Se puede haber vivido durante toda la vida de una manera gris, contemplando la tierra y los árboles oscuros y sombríos. Los acontecimientos, incluso los más importantes, se han deslizado inexpresivos y pálidos. Y de repente, surge la gloria; y entonces se encuentra dulce el canto de los grillos, y el perfume de la tierra se alza como una canción hasta el olfato, y la luz que forma motas bajo un árbol es una bendición para los ojos. Entonces, el hombre abre su corazón, pero no por ello se siente inferior. Y me atrevería a afirmar que la importancia de un hombre en el mundo puede medirse por la calidad y el número de sus momentos de gloria.
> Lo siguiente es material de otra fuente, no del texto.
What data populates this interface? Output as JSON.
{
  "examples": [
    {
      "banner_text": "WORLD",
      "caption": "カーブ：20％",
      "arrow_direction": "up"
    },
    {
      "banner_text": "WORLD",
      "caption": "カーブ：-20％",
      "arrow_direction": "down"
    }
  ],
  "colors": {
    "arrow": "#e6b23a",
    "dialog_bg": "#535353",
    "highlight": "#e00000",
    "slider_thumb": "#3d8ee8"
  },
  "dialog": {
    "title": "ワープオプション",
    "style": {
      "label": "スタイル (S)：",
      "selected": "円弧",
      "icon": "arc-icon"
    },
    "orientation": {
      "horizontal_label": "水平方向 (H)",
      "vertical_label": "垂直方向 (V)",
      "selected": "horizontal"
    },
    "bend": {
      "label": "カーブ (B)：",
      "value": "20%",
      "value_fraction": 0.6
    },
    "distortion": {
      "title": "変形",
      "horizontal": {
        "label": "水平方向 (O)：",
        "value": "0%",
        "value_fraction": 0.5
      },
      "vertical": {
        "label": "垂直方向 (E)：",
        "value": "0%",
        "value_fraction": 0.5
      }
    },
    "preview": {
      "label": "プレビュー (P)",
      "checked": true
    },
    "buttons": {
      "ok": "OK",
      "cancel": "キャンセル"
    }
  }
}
Es un hecho aislado, pero que nos une al mundo. Es la fuente de toda creación, y lo que nos diferencia de los demás.
Al este del Edén. John Steinbeck.

Empecé el año escribiendo (y tosiendo, pero esa es otra historia que insiste en repetirse) tal y como me había propuesto. Estaba yo pensando sobre si decir aquí o no mi segundo propósito para 2018 cuando recibí un mensaje que contenía una especie de reto -que es lo que son siempre las preguntas inteligentes- obligándome a reflexionar sobre las razones por las que escribo. “Las de verdad, si es que se pueden confesar en público”, aclaraba el remitente.

La primera vez que escribí un texto con una estructura que iba más allá de una redacción, tuvo lugar en plena adolescencia, cuando mi principal ocupación intelectual era, por decirlo de alguna forma, idéntica a la del resto de mis compañeros de clase y edad: destruir el imaginario de la sociedad que me precedía, sus costumbres y sus mantras. Ahora creo que fue una especie de intuición superviviente la que me llevó a refugiarme en la escritura, que es pura construcción. Todas las formas de arte lo son, aunque ninguna –excepto, tal vez el cine- con tanta claridad. La escritura nos salva de nuestros fantasmas porque nos permite diseñar un mundo a nuestra medida, una utopía frente a la angustiante distopía a la que se enfrenta todo adolescente. Poder decidir cuanto nos rodea-si habrá amor, alegría, sexo o lluvia- cuando uno empieza a descubrir que tiene ante sí un futuro en el que su opinión contará poco, es muy importante. Y en eso tenemos razón, serán escasas las ocasiones en las que lo que nos ocurra dependa de nosotros, a menos que uno sea muy valiente, pero la valentía es algo que nadie sabe si tiene hasta que la necesita (aunque esa también es otra historia). Resumiendo: la primera razón para escribir es construir mi propio refugio.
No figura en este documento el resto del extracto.